Vertices reachable from negative-weight cycles in Bellman-Ford

TLDR: I want to know if there's a simple way to fill in distances for all vertices reachable from negative weight cycles (not just ones on the cycle itself) once Bellman-Ford has found a negative-weight cycle.

The Bellman-Ford algorithm finds single-source shortest distances $$d$$ for a graph of $$|V|$$ vertices by making $$|V|-1$$ passes through all $$|E|$$ edges with weights $$w$$, and then checking each edge $$u \rightarrow v$$, with weight $$w(u,v)$$, for negative-weight cycles. If $$v.d > u.d + w(u,v)$$, then we know that there exists a negative weight cycle consisting of some path from $$v$$ to $$u$$, then the edge $$(u,v)$$. It's straightforward to find every vertex on that cycle and set all their $$d$$ to $$-\infty$$.

However, this also must mean that any vertices reachable from but not on this cycle must also have $$d = -\infty$$. One way to update all their distances is to collapse each cycle to a vertex and then perform DFS from each such "cycle vertex", setting $$x.d = -\infty$$ for every reachable vertex $$x$$.

I'm wondering if there's a faster way to update all the distances, involving perhaps a smaller modification to Bellman-Ford?

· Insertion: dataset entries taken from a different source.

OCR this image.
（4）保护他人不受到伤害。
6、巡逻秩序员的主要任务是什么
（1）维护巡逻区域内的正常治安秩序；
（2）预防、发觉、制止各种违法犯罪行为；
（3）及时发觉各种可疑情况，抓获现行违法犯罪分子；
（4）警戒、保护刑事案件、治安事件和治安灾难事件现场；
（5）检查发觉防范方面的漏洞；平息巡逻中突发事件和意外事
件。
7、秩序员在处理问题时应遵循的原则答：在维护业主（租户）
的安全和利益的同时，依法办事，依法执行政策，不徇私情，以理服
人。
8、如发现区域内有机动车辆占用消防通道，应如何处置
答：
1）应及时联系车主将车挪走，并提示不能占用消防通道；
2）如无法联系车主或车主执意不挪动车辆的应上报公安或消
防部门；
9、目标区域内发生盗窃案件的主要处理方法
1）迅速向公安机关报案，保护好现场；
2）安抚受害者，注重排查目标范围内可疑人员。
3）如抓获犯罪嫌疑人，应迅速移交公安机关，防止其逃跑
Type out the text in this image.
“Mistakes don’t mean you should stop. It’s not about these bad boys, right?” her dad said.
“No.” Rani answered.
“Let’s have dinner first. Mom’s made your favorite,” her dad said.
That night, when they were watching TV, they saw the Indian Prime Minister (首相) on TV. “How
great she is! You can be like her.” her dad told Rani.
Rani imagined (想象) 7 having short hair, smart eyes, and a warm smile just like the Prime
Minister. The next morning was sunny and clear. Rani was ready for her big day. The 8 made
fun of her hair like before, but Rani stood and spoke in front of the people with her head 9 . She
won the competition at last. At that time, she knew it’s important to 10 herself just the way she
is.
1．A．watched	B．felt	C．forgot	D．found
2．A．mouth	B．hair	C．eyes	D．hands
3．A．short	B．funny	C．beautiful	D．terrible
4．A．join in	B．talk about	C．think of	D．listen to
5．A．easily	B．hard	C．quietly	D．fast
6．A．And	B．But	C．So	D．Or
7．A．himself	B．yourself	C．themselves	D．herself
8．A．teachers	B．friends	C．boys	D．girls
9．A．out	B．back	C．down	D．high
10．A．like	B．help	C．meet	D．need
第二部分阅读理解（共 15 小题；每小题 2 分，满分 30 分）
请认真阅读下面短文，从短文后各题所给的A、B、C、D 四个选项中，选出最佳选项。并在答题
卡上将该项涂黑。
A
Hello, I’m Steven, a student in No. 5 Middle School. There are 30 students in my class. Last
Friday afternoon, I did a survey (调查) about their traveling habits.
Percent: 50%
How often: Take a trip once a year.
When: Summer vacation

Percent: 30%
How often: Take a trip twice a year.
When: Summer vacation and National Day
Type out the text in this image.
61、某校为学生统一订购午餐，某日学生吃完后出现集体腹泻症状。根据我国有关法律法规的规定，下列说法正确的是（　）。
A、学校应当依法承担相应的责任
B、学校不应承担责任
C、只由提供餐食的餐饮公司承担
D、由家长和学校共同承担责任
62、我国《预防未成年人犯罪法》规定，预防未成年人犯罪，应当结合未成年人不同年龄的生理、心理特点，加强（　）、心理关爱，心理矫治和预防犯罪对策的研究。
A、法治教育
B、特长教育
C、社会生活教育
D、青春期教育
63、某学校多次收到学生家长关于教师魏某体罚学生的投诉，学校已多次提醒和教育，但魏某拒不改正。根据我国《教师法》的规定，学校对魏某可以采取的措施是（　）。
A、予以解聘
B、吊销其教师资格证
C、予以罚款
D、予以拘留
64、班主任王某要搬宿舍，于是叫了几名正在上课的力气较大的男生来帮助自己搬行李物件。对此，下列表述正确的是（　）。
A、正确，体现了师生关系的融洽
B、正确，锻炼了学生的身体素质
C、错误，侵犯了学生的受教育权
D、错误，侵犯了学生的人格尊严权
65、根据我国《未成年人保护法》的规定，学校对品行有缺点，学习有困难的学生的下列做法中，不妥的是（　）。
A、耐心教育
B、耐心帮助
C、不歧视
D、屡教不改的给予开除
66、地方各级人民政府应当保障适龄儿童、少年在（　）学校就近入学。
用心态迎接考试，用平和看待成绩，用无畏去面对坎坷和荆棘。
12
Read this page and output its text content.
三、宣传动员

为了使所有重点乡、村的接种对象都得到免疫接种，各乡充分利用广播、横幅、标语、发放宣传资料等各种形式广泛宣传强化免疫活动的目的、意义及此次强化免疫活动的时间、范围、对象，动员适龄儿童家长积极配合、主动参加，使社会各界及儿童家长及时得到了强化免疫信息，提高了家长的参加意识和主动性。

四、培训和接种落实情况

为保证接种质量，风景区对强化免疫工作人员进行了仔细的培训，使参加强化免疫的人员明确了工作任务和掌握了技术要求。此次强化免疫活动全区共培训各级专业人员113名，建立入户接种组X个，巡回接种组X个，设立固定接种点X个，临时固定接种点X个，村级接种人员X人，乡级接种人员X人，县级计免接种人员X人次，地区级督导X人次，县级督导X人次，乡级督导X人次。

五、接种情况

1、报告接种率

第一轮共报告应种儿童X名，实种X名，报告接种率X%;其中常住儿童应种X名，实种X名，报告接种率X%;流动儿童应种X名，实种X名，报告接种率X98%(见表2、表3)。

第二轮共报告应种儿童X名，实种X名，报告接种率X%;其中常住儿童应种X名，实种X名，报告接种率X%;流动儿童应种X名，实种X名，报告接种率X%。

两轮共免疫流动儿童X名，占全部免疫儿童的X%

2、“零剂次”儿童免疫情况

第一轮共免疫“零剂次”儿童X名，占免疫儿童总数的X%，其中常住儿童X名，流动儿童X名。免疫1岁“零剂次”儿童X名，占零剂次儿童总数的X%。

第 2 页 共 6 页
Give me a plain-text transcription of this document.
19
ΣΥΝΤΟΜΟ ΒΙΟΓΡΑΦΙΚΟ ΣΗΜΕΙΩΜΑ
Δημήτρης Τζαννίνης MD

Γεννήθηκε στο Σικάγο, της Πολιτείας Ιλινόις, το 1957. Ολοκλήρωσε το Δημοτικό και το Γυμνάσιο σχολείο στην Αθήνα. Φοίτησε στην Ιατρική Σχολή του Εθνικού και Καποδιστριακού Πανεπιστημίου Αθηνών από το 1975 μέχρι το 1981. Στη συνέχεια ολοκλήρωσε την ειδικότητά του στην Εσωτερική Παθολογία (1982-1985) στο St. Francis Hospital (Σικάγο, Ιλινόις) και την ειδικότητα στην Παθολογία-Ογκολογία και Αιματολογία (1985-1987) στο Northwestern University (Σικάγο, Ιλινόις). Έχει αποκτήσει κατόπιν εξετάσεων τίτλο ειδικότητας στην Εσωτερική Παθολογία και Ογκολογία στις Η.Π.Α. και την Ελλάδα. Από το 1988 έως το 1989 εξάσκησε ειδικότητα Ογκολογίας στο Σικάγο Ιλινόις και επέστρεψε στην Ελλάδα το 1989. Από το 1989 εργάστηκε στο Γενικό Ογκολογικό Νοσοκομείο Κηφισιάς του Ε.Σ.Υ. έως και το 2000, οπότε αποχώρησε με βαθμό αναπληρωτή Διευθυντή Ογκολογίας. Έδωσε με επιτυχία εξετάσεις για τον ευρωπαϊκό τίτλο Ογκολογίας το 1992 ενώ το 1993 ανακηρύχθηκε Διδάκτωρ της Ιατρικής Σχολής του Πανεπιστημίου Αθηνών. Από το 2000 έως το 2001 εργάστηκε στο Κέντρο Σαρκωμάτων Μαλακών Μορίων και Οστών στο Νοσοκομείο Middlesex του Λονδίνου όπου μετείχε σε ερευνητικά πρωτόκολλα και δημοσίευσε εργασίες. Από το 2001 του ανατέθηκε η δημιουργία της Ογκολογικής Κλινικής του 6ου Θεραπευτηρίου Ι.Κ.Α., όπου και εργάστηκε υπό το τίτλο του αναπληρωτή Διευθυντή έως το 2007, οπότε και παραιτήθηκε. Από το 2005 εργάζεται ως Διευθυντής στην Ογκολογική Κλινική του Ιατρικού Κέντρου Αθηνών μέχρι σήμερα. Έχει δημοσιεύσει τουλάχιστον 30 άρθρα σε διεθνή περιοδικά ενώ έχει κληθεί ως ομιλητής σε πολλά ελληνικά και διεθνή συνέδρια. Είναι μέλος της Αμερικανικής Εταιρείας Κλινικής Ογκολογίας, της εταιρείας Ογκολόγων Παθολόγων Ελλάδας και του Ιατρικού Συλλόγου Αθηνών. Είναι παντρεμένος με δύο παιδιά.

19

You don't need to perform DFS separately from each such vertex. Instead, add a new fake vertex $$s_0$$, with an edge from $$s_0$$ to each vertex in a negative cycle; use DFS to find all vertices reachable from $$s_0$$; and set their distances to $$-\infty$$. This needs only a single DFS, rather than many DFS's. It is simple and fast; there is no hope for something that is asymptotically faster, as it takes linear time, and in the worst case, you might need to visit all vertices, taking linear time in the worst case.